A collection of custom operators which are helpful for building data transformation pipelines in Apache Airflow.
This operator performs boilerplate data quality checks against a specified table in a Redshift database. It can be placed at the end of your DAG to verify the integrity of your output, at the start to verify assumptions on upstream data sources before starting, or in between data transformation steps to make debugging easier.
Copy the package RedshiftTableConstraintOperator
to somewhere you can access
from your dag definition .py
file.
from .RedshiftTableConstraintOperator import RedshiftTableConstraintOperator
example_task = RedshiftTableConstraintOperator(
task_id='example_task',
schema='superb_schema',
table='terrific_table',
no_nulls=True,
unique_rows=True,
unique_subsets=['session_id'],
provide_context=True)
The argument no_nulls
can take either a boolean or a list of fields.
This operator runs an arbitrary python function with a templated SQL file as input.
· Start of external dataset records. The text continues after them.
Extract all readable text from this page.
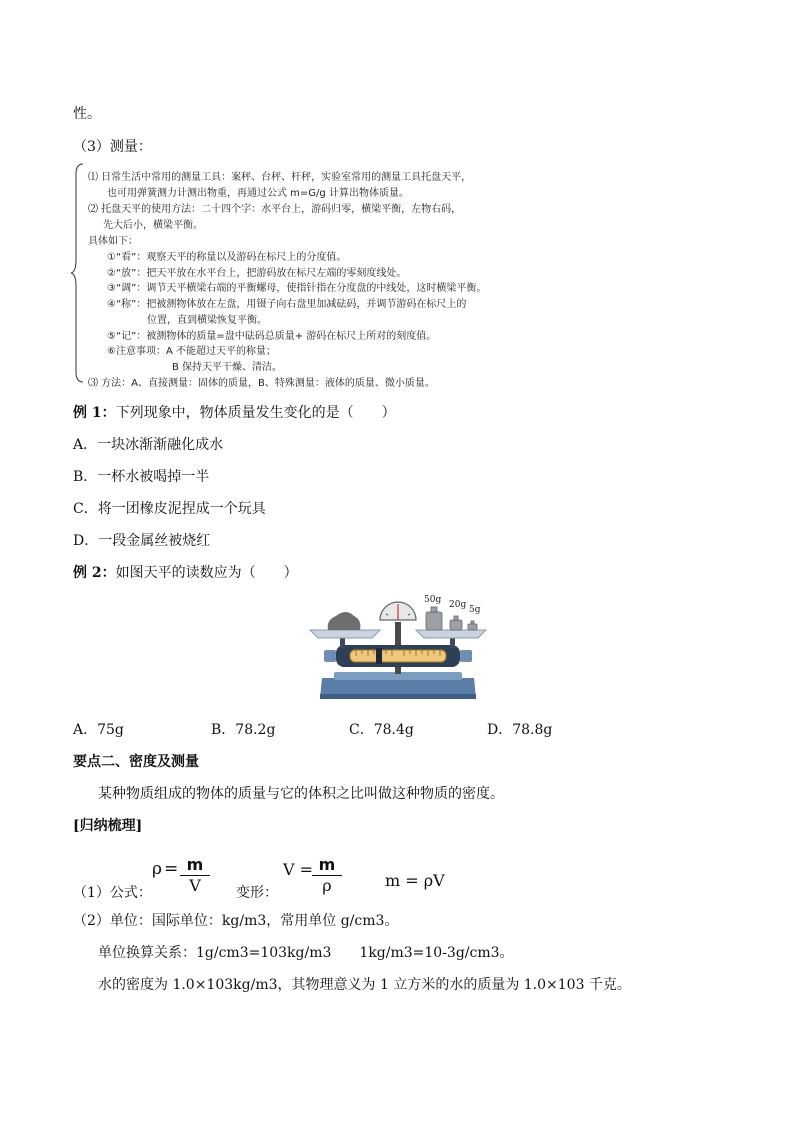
性。
（3）测量：
⑴ 日常生活中常用的测量工具：案秤、台秤、杆秤，实验室常用的测量工具托盘天平，
也可用弹簧测力计测出物重，再通过公式 m=G/g 计算出物体质量。
⑵ 托盘天平的使用方法：二十四个字：水平台上，游码归零，横梁平衡，左物右码，
先大后小，横梁平衡。
具体如下：
①“看”：观察天平的称量以及游码在标尺上的分度值。
②“放”：把天平放在水平台上，把游码放在标尺左端的零刻度线处。
③“调”：调节天平横梁右端的平衡螺母，使指针指在分度盘的中线处，这时横梁平衡。
④“称”：把被测物体放在左盘，用镊子向右盘里加减砝码，并调节游码在标尺上的
位置，直到横梁恢复平衡。
⑤“记”：被测物体的质量=盘中砝码总质量+ 游码在标尺上所对的刻度值。
⑥注意事项：A 不能超过天平的称量；
B 保持天平干燥、清洁。
⑶ 方法：A、直接测量：固体的质量，B、特殊测量：液体的质量、微小质量。
例 1：下列现象中，物体质量发生变化的是（　　）
A．一块冰渐渐融化成水
B．一杯水被喝掉一半
C．将一团橡皮泥捏成一个玩具
D．一段金属丝被烧红
例 2：如图天平的读数应为（　　）
50g 20g 5g
A．75g	B．78.2g	C．78.4g	D．78.8g
要点二、密度及测量
某种物质组成的物体的质量与它的体积之比叫做这种物质的密度。
[归纳梳理]
ρ = m
V
V = m
ρ	m = ρV
（1）公式：	变形：
（2）单位：国际单位：kg/m3，常用单位 g/cm3。
单位换算关系：1g/cm3=103kg/m3　　1kg/m3=10-3g/cm3。
水的密度为 1.0×103kg/m3，其物理意义为 1 立方米的水的质量为 1.0×103 千克。
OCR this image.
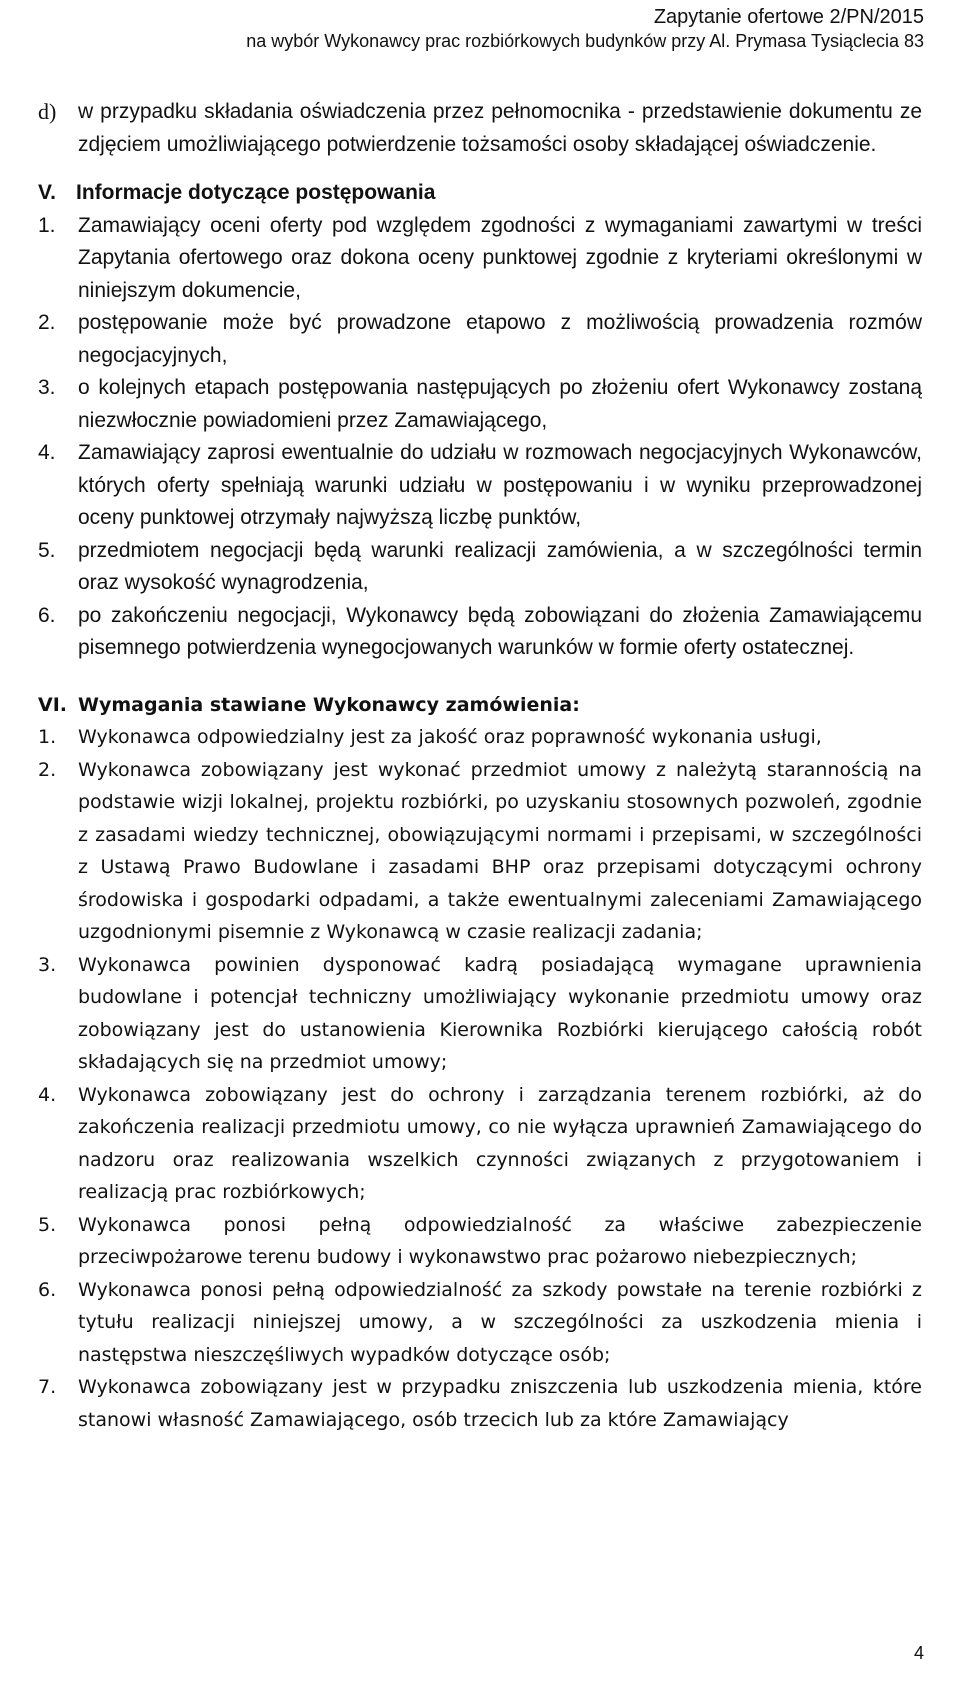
Zapytanie ofertowe 2/PN/2015
na wybór Wykonawcy prac rozbiórkowych budynków przy Al. Prymasa Tysiąclecia 83
d)	w przypadku składania oświadczenia przez pełnomocnika - przedstawienie dokumentu ze zdjęciem umożliwiającego potwierdzenie tożsamości osoby składającej oświadczenie.
V. Informacje dotyczące postępowania
1.	Zamawiający oceni oferty pod względem zgodności z wymaganiami zawartymi w treści Zapytania ofertowego oraz dokona oceny punktowej zgodnie z kryteriami określonymi w niniejszym dokumencie,
2.	postępowanie może być prowadzone etapowo z możliwością prowadzenia rozmów negocjacyjnych,
3.	o kolejnych etapach postępowania następujących po złożeniu ofert Wykonawcy zostaną niezwłocznie powiadomieni przez Zamawiającego,
4.	Zamawiający zaprosi ewentualnie do udziału w rozmowach negocjacyjnych Wykonawców, których oferty spełniają warunki udziału w postępowaniu i w wyniku przeprowadzonej oceny punktowej otrzymały najwyższą liczbę punktów,
5.	przedmiotem negocjacji będą warunki realizacji zamówienia, a w szczególności termin oraz wysokość wynagrodzenia,
6.	po zakończeniu negocjacji, Wykonawcy będą zobowiązani do złożenia Zamawiającemu pisemnego potwierdzenia wynegocjowanych warunków w formie oferty ostatecznej.
VI. Wymagania stawiane Wykonawcy zamówienia:
1.	Wykonawca odpowiedzialny jest za jakość oraz poprawność wykonania usługi,
2.	Wykonawca zobowiązany jest wykonać przedmiot umowy z należytą starannością na podstawie wizji lokalnej, projektu rozbiórki, po uzyskaniu stosownych pozwoleń, zgodnie z zasadami wiedzy technicznej, obowiązującymi normami i przepisami, w szczególności z Ustawą Prawo Budowlane i zasadami BHP oraz przepisami dotyczącymi ochrony środowiska i gospodarki odpadami, a także ewentualnymi zaleceniami Zamawiającego uzgodnionymi pisemnie z Wykonawcą w czasie realizacji zadania;
3.	Wykonawca powinien dysponować kadrą posiadającą wymagane uprawnienia budowlane i potencjał techniczny umożliwiający wykonanie przedmiotu umowy oraz zobowiązany jest do ustanowienia Kierownika Rozbiórki kierującego całością robót składających się na przedmiot umowy;
4.	Wykonawca zobowiązany jest do ochrony i zarządzania terenem rozbiórki, aż do zakończenia realizacji przedmiotu umowy, co nie wyłącza uprawnień Zamawiającego do nadzoru oraz realizowania wszelkich czynności związanych z przygotowaniem i realizacją prac rozbiórkowych;
5.	Wykonawca ponosi pełną odpowiedzialność za właściwe zabezpieczenie przeciwpożarowe terenu budowy i wykonawstwo prac pożarowo niebezpiecznych;
6.	Wykonawca ponosi pełną odpowiedzialność za szkody powstałe na terenie rozbiórki z tytułu realizacji niniejszej umowy, a w szczególności za uszkodzenia mienia i następstwa nieszczęśliwych wypadków dotyczące osób;
7.	Wykonawca zobowiązany jest w przypadku zniszczenia lub uszkodzenia mienia, które stanowi własność Zamawiającego, osób trzecich lub za które Zamawiający
4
Useful for implementing bespoke data quality checks using boilerplate functions
such as pct_less_than
or pct_greater_than
. By passing SQL file as template,
airflow will display it in the Rendered template tab in the web UI,
which makes it trivial to copy/paste the query for a given dagrun into
your own IDE to order to debug potential problems.
from SQLTemplatedPythonOperator import SQLTemplatedPythonOperator, assert_pct_less_than
DQ_check = SQLTemplatedPythonOperator(
task_id='DQ_check',
python_callable=assert_pct_less_than,
sql='join_miss_pct.sql',
op_args=[0.05],
provide_context=True)
- Create a conda environment using
conda env create -f environment.yml
- Run
run_tests.sh
file